Os Russian Circles não sabem o que é que “abusar da sorte” quer dizer e ainda bem. Naquela que foi a sua quinta vinda num espaço de sete anos a Lisboa, o trio não só não sofreu os efeitos da sobre-exposição que podiam ameaçar o seu regresso, como fê-lo num RCA lotado. Enquanto muitos rumaram para Alcântara para abanar as ancas, a sala de Alvalade foi preenchida por gente cuja ideia duma noite idílica de sexta-feira é rebentar o pescoço ao som de ritmos sísmicos e riffs gigantes. Guidance, o seu sexto LP, foi o mote para a paragem nestas bandas, naquela que foi mais uma prestação irrepreensível do conjunto de Chicago, mas não sem antes lidarmos com um par de concertos desequilibrado.
O que é que tem quatro pernas e é uma perda de tempo? A pergunta induz a uma série de resposta de mau gosto, por isso saltemos essa etapa e diremos que são os Putan Club, que infelizmente tocaram até depois da hora. O duo apresentou-se enquanto banda surpresa no cartaz e tomou essa oportunidade para nos presentear com uma mixórdia composta por uma parede de som de guitarra e baixo distorcidos, martelados por batidas programadas com ritmos do Doom ao Techno pastilhado. Saúda-se a ética de trabalho anti-sistema de François R. Cambuzat e Gianna Greco, que dão concertos por todo o globo numa lógica DIY, e a sua postura de confronto ao tocar no meio do público, mas isso não chega. Quando é preciso justificar toda a encenação com um discurso interminável e para lá de pretensioso, recorremos à sempre fiel sabedoria popular para dizer que foi “muita parra e pouca uva”.
Face a este começo em falso, tudo dependia dos Cloakroom para dar uma guinada na direcção certa. A missão foi cumprida… em parte, porque o seu melaço sónico primou mais pela contemplação que pela contundência. Expliquemos. O trio prima por uma abordagem diferente ao shoegaze, empestando-o de psicadelismo com o seu quê de stoner, fórmula bem patente na entrada polvilhada de apontamentos gloriosos de guitarra em Paperweight. O resultado é daquelas sessões em que o peso não oprime, mas sim envolve o ouvinte para uma jornada cambaleante. Não tendo sido propriamente uma actuação arrebatadora, o grupo liderado por Doyle Martin preparou bem o caminho para os Russian Circles e, arriscando-se a receber brownie points da comunidade melómana mais atenta, findou o seu concerto com Farewell Transmission, cover de Songs: Ohia (do saudoso Jason Molina).
Dada a lotação esgotada da sala, não é que o público precisasse sequer de aquecimento para receber calorosamente os Russian Circles.
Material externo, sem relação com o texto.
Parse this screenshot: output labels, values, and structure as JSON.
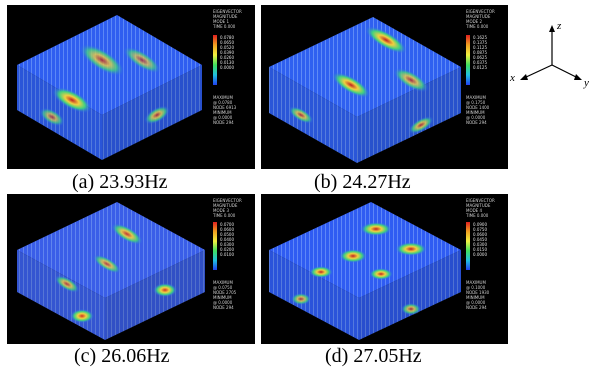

Nem a banda se cansa de vir a Lisboa, nem a cidade se farta deles, tanto que essa enfatuação até está representada na canção que compuseram neste último álbum (e que, lamentavelmente, não foi tocada – o potencial de likes nas redes sociais foi defraudado). De Guidance trouxeram outras canções, e foi justamente com o combo Asa/Vorel que deram início à festa. Se a primeira é um exemplo refinado da melancolia ponderativa que os Russian Circles conseguem conjurar, a segunda, não sendo exactamente o seu reverso pois a atenção à beleza continua lá, puxa por aquela intensidade que nós faz sempre indagar se aquilo é metal, se é rock. Na verdade não interessa, os rótulos de nada servem quando somos submetidos à estragação nas cervicais provocada por aquele triunvirato de bateria animalesca, baixo gordíssimo e guitarra desdobrada entre a melodia cinemática e o riff impiedoso.
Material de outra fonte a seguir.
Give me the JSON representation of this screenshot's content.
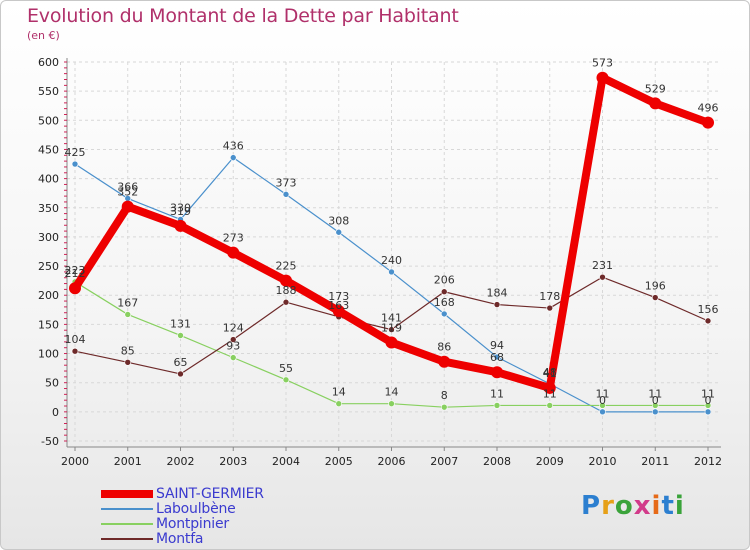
{
  "header": {
    "title": "Evolution du Montant de la Dette par Habitant",
    "subtitle": "(en €)"
  },
  "logo": {
    "text": "Proxiti"
  },
  "chart_data": {
    "type": "line",
    "title": "Evolution du Montant de la Dette par Habitant",
    "subtitle": "(en €)",
    "xlabel": "",
    "ylabel": "",
    "categories": [
      "2000",
      "2001",
      "2002",
      "2003",
      "2004",
      "2005",
      "2006",
      "2007",
      "2008",
      "2009",
      "2010",
      "2011",
      "2012"
    ],
    "ylim": [
      -50,
      600
    ],
    "yticks": [
      -50,
      0,
      50,
      100,
      150,
      200,
      250,
      300,
      350,
      400,
      450,
      500,
      550,
      600
    ],
    "ytick_labels": [
      "-50",
      "0",
      "50",
      "100",
      "150",
      "200",
      "250",
      "300",
      "350",
      "400",
      "450",
      "500",
      "550",
      "600"
    ],
    "grid": true,
    "legend_position": "bottom-left",
    "series": [
      {
        "name": "Laboulbène",
        "color": "#4a90cc",
        "width": 1.2,
        "marker": 3,
        "values": [
          425,
          366,
          330,
          436,
          373,
          308,
          240,
          168,
          94,
          48,
          0,
          0,
          0
        ],
        "labels": [
          "425",
          "366",
          "330",
          "436",
          "373",
          "308",
          "240",
          "168",
          "94",
          "48",
          "0",
          "0",
          "0"
        ]
      },
      {
        "name": "Montpinier",
        "color": "#88d060",
        "width": 1.2,
        "marker": 3,
        "values": [
          223,
          167,
          131,
          93,
          55,
          14,
          14,
          8,
          11,
          11,
          11,
          11,
          11
        ],
        "labels": [
          "223",
          "167",
          "131",
          "93",
          "55",
          "14",
          "14",
          "8",
          "11",
          "11",
          "11",
          "11",
          "11"
        ]
      },
      {
        "name": "Montfa",
        "color": "#6e2a2a",
        "width": 1.2,
        "marker": 3,
        "values": [
          104,
          85,
          65,
          124,
          188,
          163,
          141,
          206,
          184,
          178,
          231,
          196,
          156
        ],
        "labels": [
          "104",
          "85",
          "65",
          "124",
          "188",
          "163",
          "141",
          "206",
          "184",
          "178",
          "231",
          "196",
          "156"
        ]
      },
      {
        "name": "SAINT-GERMIER",
        "color": "#ee0000",
        "width": 8,
        "marker": 6,
        "values": [
          212,
          352,
          319,
          273,
          225,
          173,
          119,
          86,
          68,
          41,
          573,
          529,
          496
        ],
        "labels": [
          "212",
          "352",
          "319",
          "273",
          "225",
          "173",
          "119",
          "86",
          "68",
          "41",
          "573",
          "529",
          "496"
        ]
      }
    ],
    "legend": [
      "SAINT-GERMIER",
      "Laboulbène",
      "Montpinier",
      "Montfa"
    ]
  }
}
Uma banda que baseia a sua composição na profusão de pormenores sonoros arrisca-se sempre a soar pior quando tenta transpor essa riqueza ao vivo, e é isso que é extraordinário nos Russian Circles. Três gajos em palco conseguem não só fazer soar as suas músicas com a exuberância de estúdio, como têm o condão de torná-las ainda mais grandiosas. Tanto temas novos como Mota e Afrika (este a relembrar que o tremolo não é propriedade exclusiva do Black Metal), como malhas de um passado mais recente (a brutal Deficit), ou mais antigo (aquele tapping arrepiante de Harper Lewis), ganharam uma dimensão acrescida no palco, algo que também se deveu à qualidade de som fenomenal da casa. Nesse sentido, por mais que as suas composições nos apelem à escuta atenta com um par de headphones, os Russian Circles devem ser mesmo apreciados ao vivo. Para que dúvidas não restem para abalar esta tese aqui proposta, basta dizer que Mlàdek e Youngblood, a terminar (quer com o concerto, quer com a nossa saúde), valeriam por si mesmas o preço do bilhete. Que venham as vezes que quiserem, a gente continua a receber-vos.